Principal Component Analysis Flashcards
What is PCA?
An unsupervised method for visualizing data.
Principal components are linear combinations of variables.
In PCA, we substract the mean from each xij so the mean of each variable is 0. Does is affect the variance of each Xi?
No.
For the first principal component (Z1), loadings are selected to maximize or minimize the variance of Z1?
Maximize.
How are the loadings for the first principal component selected?
Maximize the variance subject to the comstraint that the sum of the squares of the loadings is 1.
What is the score of an observation?
- Project the observation perpendicularly on the principal component line.
The score of the observarion is the distance of that projection point to the the (0,0) coordinate.
How are all other principal components defined?
They are defined to maximize the variance of the component with the constraint that the sum of the square of the loadings is 1 and be uncorrelated to the previous component.
(Each principal component is orthogonal to the hyperplan of the previous principal component)
What is a biplot and what is it used for?
A biplot plots two things. One using labels on the bottom and the left and the other using labels on the top and the right.
It can be used to visualise principal components.
True or false: principal components are the best linear approximation of the observations.
True
Does the scale of variables matter in linear regression, principal components or both?
Principal component only.

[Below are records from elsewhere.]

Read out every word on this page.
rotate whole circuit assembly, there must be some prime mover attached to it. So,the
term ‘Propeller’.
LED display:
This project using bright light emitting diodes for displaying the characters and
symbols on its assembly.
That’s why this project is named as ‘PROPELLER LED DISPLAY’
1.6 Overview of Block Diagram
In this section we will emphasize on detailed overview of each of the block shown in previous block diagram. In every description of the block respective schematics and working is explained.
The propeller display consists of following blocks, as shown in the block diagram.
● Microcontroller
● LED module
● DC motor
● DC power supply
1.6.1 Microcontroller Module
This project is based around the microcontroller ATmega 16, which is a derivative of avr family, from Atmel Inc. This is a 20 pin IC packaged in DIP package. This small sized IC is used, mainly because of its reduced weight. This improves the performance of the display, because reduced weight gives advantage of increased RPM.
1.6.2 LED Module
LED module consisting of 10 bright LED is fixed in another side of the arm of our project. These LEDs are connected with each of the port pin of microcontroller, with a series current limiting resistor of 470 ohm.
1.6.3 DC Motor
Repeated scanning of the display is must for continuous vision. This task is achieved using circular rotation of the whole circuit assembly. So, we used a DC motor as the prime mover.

If a variable is multiplied by a constant greater than one, its variance increses and PCA puts higher loading on the variable in order to maximize variance.

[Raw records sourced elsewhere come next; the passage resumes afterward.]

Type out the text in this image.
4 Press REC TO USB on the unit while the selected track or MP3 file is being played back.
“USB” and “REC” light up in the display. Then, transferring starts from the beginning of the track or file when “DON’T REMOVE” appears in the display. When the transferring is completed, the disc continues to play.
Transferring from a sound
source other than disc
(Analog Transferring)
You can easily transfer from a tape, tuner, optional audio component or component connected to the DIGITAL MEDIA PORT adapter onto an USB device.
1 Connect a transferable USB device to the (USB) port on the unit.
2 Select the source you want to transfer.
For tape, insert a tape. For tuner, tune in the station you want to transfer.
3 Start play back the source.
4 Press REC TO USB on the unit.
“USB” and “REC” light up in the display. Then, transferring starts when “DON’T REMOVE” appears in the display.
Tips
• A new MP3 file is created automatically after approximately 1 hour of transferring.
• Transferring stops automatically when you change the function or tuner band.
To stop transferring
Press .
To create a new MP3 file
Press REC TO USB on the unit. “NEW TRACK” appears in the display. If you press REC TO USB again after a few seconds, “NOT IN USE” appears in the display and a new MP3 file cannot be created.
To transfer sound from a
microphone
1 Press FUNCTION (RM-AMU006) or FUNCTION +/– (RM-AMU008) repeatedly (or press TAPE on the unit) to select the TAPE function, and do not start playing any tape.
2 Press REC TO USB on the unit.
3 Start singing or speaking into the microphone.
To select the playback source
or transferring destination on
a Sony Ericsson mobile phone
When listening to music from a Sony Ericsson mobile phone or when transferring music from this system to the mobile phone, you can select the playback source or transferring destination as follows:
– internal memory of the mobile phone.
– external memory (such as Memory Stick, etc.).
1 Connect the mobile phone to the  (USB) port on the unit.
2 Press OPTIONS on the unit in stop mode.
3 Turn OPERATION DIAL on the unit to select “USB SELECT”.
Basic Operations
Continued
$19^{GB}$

Why are variance usually scaled?
To avoid giving some variables spurious importance.
How does the variance of one variable affects its approximation using PCA?

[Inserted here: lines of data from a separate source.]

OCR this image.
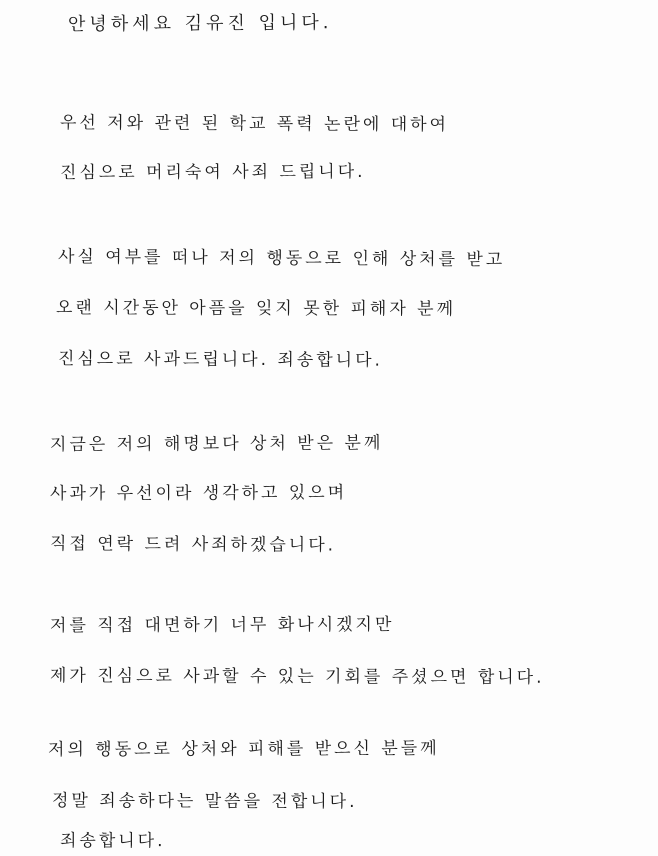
안녕하세요 김유진 입니다.
우선 저와 관련 된 학교 폭력 논란에 대하여
진심으로 머리숙여 사죄 드립니다.
사실 여부를 떠나 저의 행동으로 인해 상처를 받고
오랜 시간동안 아픔을 잊지 못한 피해자 분께
진심으로 사과드립니다. 죄송합니다.
지금은 저의 해명보다 상처 받은 분께
사과가 우선이라 생각하고 있으며
직접 연락 드려 사죄하겠습니다.
저를 직접 대면하기 너무 화나시겠지만
제가 진심으로 사과할 수 있는 기회를 주셨으면 합니다.
저의 행동으로 상처와 피해를 받으신 분들께
정말 죄송하다는 말씀을 전합니다.
죄송합니다.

The higher the variance of the variable is, the better the approximation.
The vector of loadings is unique up to sign. What does it mean?
One may obtain an equivalent solution by flipping the sign on all of the loadings. Flipping the sign of the loading vector results in flipping the sign on all of the scores.
What are the loadings?
The loadings indicate the direction of the principal component - direction is not affected by reversing the sign.
Why can’t cross validation be used to determine the number of principal component that should be used?
PCA is an unsupervised method and cross-validation is not available for unsupervised methods.
What methods can be used to determine the number of principal components that should be used?
- Cumulative proportion of the variance explained by the M first principal components and select M so that a specified proportion of variance is explained
- Scree plot: plot the proportion of variance explained by each principal component (m,PVEm). Look for the “elbow” point.